To show the advantages of the obtained results, the consensus control algorithm designed in [10] is extended to formation tracking cases to make a comparison. The control algorithm is designed as

$$\begin{aligned}&{u_i} = {Y_{di}}{{\hat{\vartheta }}}_{di} - {K_{si}}{s_i} - {K_{\mu i}}{\mathrm{sgn}}\left( {{{s}_i}} \right) ,\nonumber \\&{\dot{{\hat{\vartheta }}}_{ki}} = {\Lambda _{ki}}Y_{ki}^T\left( {\frac{1}{\alpha }\left( {{{\dot{x}}_i}-{{\dot{{\hat{x}}}}_i}}\right) + 2\left( {{x_i}-{{{\hat{x}}}_i}}\right) } \right) \\&{{\dot{{\hat{\vartheta }}}_{di}} = - {\Lambda _{di}}Y_{di}^T s_i,}\nonumber \end{aligned}$$
(24)

where \({K_{\mu i}}\) satisfies \({\lambda _{\min }}\left( {{K_{\mu i}}} \right) \ge {\sup _{t \ge 0 }}\left\| {\mu _i\left( t\right) } \right\| \), and estimators \({{{\hat{x}}}_i}\), \({{\dot{{\hat{x}}}}_i}\), \({{\ddot{{\hat{x}}}}_i}\) are derived from

$$\begin{aligned} {\dot{{\hat{x}}}_i}= & {} -{\beta _1}{\mathrm{sgn}}\left( \sum \limits _{j=1}^m{{\omega _{ij}}({{{\hat{x}}}_i}-{{{\hat{x}}}_j}-{\delta _i}+{\delta _j})}\right. \nonumber \nonumber \\&\left. +\,{b_i}({{{\hat{x}}}_i}-{\delta _i}-{x_0})\phantom {{\dot{{\hat{x}}}_i}=-{\beta _1}{\mathrm{sgn}}\left( \sum \limits _{j=1}^m{{\omega _{ij}}({{{\hat{x}}}_i}-{{{\hat{x}}}_j}-{\delta _i}+{\delta _j})}\right. }\right) ,\nonumber \\ {\ddot{{\hat{x}}}_i}= & {} -{\beta _2}{\mathrm{sgn}}\left( {\sum \limits _{j=1}^m{{\omega _{ij}}({{\dot{{\hat{x}}}}_i}-{{\dot{{\hat{x}}}}_j})}+{b_i}({{\dot{{\hat{x}}}}_i}-{{\dot{x}}_0})}\right) ,\nonumber \\ {\dddot{{\hat{x}}}_i}= & {} -{\beta _3}{\mathrm{sgn}}\left( {\sum \limits _{j=1}^m{{\omega _{ij}}({{\ddot{{\hat{x}}}}_i}-{{\ddot{{\hat{x}}}}_j})}+{b_i}({{\ddot{{\hat{x}}}}_i}-{{\ddot{x}}_0})}\right) ,\nonumber \\ \end{aligned}$$
(25)

where the three proper constants \(\beta _1\), \(\beta _2\), \(\beta _3\) satisfy \(\beta _1> ||{\dot{x}_0}||\), \(\beta _2> ||{\ddot{x}_0}||\), \(\beta _3> ||{\dddot{x_0}}||\).

Set \({\beta _1} = 10\), \({\beta _2} = 5\), \({\beta _3} = 2\), \({\lambda _{\min }}\left( {{K_{\mu i}}} \right) \ge 6\), and other parameters are designed with the same as that in Example 1. Then, selecting the desired configurations as case (a), i.e., every \({\gamma _j}=\frac{1}{6}\), the comparison results under control algorithm (24) are given in Figs. 14, 15 and 16, which show that the formation tracking problem in case (a) is finally achieved within \(t=23\) seconds.

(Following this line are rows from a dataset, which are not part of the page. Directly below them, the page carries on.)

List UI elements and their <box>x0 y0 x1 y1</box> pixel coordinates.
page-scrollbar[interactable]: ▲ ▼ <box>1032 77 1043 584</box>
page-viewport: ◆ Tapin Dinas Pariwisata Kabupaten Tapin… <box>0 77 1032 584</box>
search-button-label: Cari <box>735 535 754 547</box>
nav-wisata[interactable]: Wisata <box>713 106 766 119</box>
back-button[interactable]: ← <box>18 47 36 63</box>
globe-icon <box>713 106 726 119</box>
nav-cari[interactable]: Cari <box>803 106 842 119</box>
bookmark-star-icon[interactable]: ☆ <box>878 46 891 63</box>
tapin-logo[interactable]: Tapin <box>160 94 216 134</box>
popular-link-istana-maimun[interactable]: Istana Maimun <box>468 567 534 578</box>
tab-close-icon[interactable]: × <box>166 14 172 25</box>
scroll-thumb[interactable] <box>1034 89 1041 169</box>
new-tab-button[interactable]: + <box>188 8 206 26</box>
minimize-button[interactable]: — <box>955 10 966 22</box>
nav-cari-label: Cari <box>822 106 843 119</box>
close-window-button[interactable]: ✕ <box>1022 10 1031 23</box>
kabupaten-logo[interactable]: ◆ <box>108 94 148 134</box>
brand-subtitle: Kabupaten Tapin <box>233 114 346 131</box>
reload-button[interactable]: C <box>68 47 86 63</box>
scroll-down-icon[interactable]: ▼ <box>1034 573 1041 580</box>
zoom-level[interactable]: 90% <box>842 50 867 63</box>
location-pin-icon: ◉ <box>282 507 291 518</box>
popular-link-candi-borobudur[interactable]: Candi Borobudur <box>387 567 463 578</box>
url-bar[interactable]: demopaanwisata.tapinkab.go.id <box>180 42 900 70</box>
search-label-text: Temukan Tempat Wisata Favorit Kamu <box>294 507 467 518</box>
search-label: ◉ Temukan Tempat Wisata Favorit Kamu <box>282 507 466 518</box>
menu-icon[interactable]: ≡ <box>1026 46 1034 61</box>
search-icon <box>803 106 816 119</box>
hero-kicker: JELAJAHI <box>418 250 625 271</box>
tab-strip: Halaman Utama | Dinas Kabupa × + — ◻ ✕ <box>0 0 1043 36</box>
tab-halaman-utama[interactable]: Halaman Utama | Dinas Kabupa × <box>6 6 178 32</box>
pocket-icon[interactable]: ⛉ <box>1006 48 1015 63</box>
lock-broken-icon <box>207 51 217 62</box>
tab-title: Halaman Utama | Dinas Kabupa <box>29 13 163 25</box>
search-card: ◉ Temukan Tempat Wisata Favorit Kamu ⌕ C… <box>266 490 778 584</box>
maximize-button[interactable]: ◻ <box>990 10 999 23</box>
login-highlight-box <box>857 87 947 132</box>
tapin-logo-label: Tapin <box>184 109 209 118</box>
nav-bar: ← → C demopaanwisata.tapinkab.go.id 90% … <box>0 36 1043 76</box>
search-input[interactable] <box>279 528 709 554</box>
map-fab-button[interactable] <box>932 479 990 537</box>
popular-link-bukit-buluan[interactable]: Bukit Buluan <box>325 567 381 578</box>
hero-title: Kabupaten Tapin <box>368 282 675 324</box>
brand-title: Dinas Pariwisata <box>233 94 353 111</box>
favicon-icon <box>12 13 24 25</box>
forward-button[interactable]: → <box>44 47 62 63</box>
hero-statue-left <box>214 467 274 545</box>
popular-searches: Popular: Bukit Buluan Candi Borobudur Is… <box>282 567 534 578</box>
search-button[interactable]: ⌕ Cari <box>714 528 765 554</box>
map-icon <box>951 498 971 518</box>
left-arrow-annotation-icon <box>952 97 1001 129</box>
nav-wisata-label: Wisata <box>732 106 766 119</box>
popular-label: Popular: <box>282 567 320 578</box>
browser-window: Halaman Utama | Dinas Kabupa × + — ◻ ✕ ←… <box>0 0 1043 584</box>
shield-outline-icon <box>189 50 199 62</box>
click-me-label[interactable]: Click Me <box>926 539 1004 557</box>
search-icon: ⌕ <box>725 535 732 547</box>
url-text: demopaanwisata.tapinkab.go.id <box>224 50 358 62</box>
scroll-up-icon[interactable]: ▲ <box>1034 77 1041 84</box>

However, it is necessary to point out that Figs. 14, 15 and 16 are obtained under a single leader, which may restrict its applications, from the physical and engineering point of view, in the cases with the only single leader being disabled. Furthermore, the results are limited by the assumption that the supremum of the reference parameters \(\dot{x}_0\), \(\ddot{x}_0\), \(\dddot{x}_0\) and the external disturbances \(\mu _i\) are globally known to all robots, while, by utilizing fully distributed control algorithms and multiple leaders, Figs. 5, 6 and 7 are well obtained and are independent of parameter supremum and leader failure.

5 Conclusion

This paper has constructed several novel fully distributed control algorithms to realize the task-space formation tracking of NHRS with both single and multiple time-varying leaders. First, the nonlinear system is modeled with external disturbances, kinematic and dynamic uncertainties. Then, the main results of the system are obtained by adopting the fully distributed control algorithms, including distributed estimators and gain adaption laws, control inputs, disturbance observer, kinematic and dynamic parameter adaption laws. Next, the asymptotic stability of the obtained results is analyzed by invoking Barbalat’s lemma and input-to-state stability theory. Moreover, the obtained results have been further extended to formation-containment and consensus problems with dynamical topologies. Finally, by designing corresponding control gains and parameters, numerous examples have been, respectively, performed for NHRS to verify the validity and advantages of the theoretical results. In future works, the formation tracking of NHRS with time-varying delays and external forces will be further discussed.